Malgré cette avancée, les experts et les parties prenantes soulignent que la transition des combustibles fossiles ne doit pas être dictée uniquement par les nations du Nord global et leurs institutions. Les pays en développement, qui font souvent face à des impacts climatiques disproportionnés et à des défis économiques, doivent conserver leur autonomie et leur leadership dans la définition des voies de la transition. Cette approche garantit que les actions climatiques s’alignent sur leurs besoins de développement et sur les principes d’équité inscrits dans les accords internationaux.
Les nations en développement appellent à des cadres de gouvernance inclusifs qui leur permettent de « tenir la plume »—de rédiger activement des politiques, des mécanismes de financement et des innovations technologiques qui définiront le paysage énergétique futur. Un tel autonomisation est essentielle pour éviter un modèle unique qui pourrait négliger les réalités locales et exacerber les inégalités. Elle favorise également un accès équitable aux technologies d’énergie propre et au financement climatique, qui restent des obstacles significatifs pour de nombreux pays à revenu faible ou intermédiaire.
La coopération internationale devrait prioriser le renforcement des capacités, le partage des connaissances et un soutien financier équitable pour faciliter une transition juste. Comme le note Dr. Lina Mendez, analyste des politiques climatiques, « Le véritable progrès dépend de la capacité des pays en développement à diriger leurs transitions énergétiques de manière à favoriser le développement durable et l’inclusion sociale. Sans leur leadership, il est peu probable que les objectifs climatiques mondiaux soient atteints. »

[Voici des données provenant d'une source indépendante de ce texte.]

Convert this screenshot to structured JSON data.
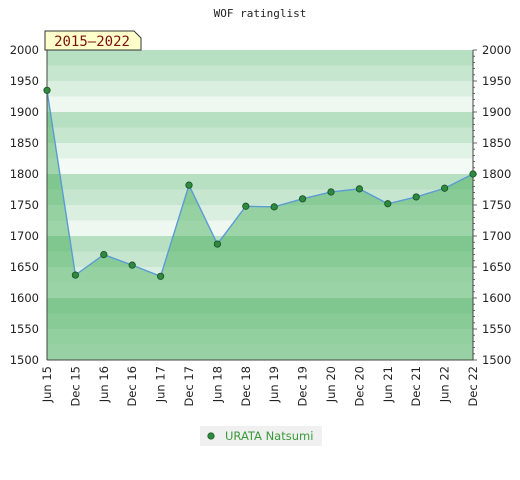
{
  "chart_data": {
    "type": "area",
    "title": "WOF ratinglist",
    "badge": "2015–2022",
    "categories": [
      "Jun 15",
      "Dec 15",
      "Jun 16",
      "Dec 16",
      "Jun 17",
      "Dec 17",
      "Jun 18",
      "Dec 18",
      "Jun 19",
      "Dec 19",
      "Jun 20",
      "Dec 20",
      "Jun 21",
      "Dec 21",
      "Jun 22",
      "Dec 22"
    ],
    "series": [
      {
        "name": "URATA Natsumi",
        "values": [
          1935,
          1637,
          1670,
          1653,
          1635,
          1782,
          1687,
          1748,
          1747,
          1760,
          1771,
          1776,
          1752,
          1763,
          1777,
          1800
        ]
      }
    ],
    "ylim": [
      1500,
      2000
    ],
    "yticks": [
      1500,
      1550,
      1600,
      1650,
      1700,
      1750,
      1800,
      1850,
      1900,
      1950,
      2000
    ],
    "grid": true,
    "legend_position": "bottom-center",
    "colors": {
      "line": "#5a9bd4",
      "area": "#6abf7b",
      "marker": "#2d8a3e",
      "band_dark": "#b5dfc0",
      "band_light": "#f2f9f4",
      "badge_bg": "#ffffcc"
    }
  }
}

La transition des combustibles fossiles n’est pas seulement un défi technique ou environnemental, mais une transformation socio-économique exigeant une participation inclusive et le respect de la souveraineté. Le résultat du sommet de Santa Marta ouvre une porte, mais le chemin à suivre dépend de la garantie que les pays en développement soient les auteurs de leurs propres futurs énergétiques.